Utilities and pipelines appear as boring stocks, but in a recession, boring becomes beautiful.

Enbridge (TSX:ENB) is an oil and gas pipeline giant whose capital expenditure budgets are largely self-funded. Its real cash flow power lies in its business model. As the transporter of the energy that heats homes and fuels trucks, Enbridge’s revenue is largely volume-based, not price-based. Whether oil is at $100 or $50 per barrel, hydrocarbon molecules still need to move through Enbridge’s expansive pipeline network. New ventures into gas utilities support cash flow stability.

With tight take-or-pay contracts, Enbridge’s revenue and cash flow stability support its ever-growing generous dividend. The Enbridge dividend currently yields 5.5%, and remains well supported by internally generated cash flow, even when the economy stumbles.
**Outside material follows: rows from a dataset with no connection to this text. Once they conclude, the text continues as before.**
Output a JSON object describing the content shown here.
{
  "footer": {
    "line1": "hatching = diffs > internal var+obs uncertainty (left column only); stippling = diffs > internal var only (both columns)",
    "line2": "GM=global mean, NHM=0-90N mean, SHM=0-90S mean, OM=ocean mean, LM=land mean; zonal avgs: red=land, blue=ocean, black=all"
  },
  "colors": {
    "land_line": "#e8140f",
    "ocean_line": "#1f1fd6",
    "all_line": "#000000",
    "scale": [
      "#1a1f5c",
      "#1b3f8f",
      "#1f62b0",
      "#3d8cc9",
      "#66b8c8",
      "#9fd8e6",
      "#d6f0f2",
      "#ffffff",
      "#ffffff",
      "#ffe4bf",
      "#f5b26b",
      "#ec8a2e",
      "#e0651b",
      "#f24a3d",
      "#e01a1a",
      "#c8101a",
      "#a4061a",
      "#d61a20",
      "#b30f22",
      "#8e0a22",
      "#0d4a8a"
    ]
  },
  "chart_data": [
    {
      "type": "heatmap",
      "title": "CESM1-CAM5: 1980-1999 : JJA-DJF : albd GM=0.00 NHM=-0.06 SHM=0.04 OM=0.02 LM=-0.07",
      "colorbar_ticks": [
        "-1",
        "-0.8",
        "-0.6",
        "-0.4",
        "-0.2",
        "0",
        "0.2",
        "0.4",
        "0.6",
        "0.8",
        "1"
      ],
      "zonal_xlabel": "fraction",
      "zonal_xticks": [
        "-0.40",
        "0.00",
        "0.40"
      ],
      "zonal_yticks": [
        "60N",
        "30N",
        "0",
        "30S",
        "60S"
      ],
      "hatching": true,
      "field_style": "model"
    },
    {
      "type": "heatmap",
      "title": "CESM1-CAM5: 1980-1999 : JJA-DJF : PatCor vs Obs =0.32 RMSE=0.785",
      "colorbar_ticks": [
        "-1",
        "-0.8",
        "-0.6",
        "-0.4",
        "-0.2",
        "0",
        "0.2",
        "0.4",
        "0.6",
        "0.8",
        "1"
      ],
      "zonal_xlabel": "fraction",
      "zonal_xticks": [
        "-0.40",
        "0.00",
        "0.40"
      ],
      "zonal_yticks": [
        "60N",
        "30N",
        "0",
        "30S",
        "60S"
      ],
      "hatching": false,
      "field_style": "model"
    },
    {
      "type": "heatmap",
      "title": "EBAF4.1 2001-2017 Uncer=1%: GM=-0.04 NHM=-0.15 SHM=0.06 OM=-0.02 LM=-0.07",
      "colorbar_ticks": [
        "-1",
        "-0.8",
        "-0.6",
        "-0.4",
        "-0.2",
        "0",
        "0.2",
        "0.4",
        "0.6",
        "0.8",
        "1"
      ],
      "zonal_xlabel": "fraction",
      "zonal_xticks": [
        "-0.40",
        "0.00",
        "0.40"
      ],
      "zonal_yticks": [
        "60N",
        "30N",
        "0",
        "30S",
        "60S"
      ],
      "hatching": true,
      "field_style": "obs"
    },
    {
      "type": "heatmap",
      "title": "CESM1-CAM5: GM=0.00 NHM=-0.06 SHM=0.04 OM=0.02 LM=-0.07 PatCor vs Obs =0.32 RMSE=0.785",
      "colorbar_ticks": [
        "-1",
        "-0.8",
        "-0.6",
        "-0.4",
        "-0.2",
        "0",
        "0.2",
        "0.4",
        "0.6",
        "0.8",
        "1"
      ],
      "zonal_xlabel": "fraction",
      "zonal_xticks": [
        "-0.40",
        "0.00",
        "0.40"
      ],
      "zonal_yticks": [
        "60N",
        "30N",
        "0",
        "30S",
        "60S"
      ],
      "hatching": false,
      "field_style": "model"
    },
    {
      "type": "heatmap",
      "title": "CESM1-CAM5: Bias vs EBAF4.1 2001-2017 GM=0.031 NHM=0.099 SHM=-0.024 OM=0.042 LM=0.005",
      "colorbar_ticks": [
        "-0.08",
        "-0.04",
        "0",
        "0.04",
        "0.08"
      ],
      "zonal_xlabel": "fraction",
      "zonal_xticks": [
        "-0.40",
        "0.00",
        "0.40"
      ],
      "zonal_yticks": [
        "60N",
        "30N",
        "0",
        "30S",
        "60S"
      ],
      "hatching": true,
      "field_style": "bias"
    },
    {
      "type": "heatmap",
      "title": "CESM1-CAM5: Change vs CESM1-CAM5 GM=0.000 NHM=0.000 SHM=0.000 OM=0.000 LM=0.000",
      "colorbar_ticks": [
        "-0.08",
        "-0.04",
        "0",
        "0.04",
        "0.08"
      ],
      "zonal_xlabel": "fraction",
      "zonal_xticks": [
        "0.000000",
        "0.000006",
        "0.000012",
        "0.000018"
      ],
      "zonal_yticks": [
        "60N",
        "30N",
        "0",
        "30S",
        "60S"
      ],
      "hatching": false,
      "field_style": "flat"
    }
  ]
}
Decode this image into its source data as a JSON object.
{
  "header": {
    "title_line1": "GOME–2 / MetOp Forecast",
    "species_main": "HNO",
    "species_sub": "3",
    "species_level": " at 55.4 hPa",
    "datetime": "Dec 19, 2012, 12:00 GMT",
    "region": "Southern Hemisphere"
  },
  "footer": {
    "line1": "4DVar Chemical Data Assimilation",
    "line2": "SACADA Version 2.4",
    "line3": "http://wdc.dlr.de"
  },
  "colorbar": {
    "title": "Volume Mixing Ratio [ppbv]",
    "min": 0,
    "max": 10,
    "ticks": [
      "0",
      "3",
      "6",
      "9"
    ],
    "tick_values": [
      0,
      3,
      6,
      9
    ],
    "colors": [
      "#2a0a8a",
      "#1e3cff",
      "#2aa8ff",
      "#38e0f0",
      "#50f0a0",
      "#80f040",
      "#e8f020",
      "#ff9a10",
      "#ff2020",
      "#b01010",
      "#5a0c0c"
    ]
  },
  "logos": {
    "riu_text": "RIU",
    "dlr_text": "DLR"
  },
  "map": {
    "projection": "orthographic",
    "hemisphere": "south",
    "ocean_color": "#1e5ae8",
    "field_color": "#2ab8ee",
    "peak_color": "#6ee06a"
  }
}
If overvalued tech stocks and crypto get crushed during downturns, investors will flock to the safety of ENB stock’s yield. Moreover, with its strong liquidity, Enbridge can continue its “secured growth” capital program, building the very infrastructure that will fuel dividend hikes for the next decade, while highly levered competitors are forced to halt construction projects.

Fool contributor Brian Paradza has no position in any of the stocks mentioned. The Motley Fool has positions in and recommends Brookfield. The Motley Fool recommends Brookfield Corporation, Constellation Software, and Enbridge. The Motley Fool has a disclosure policy.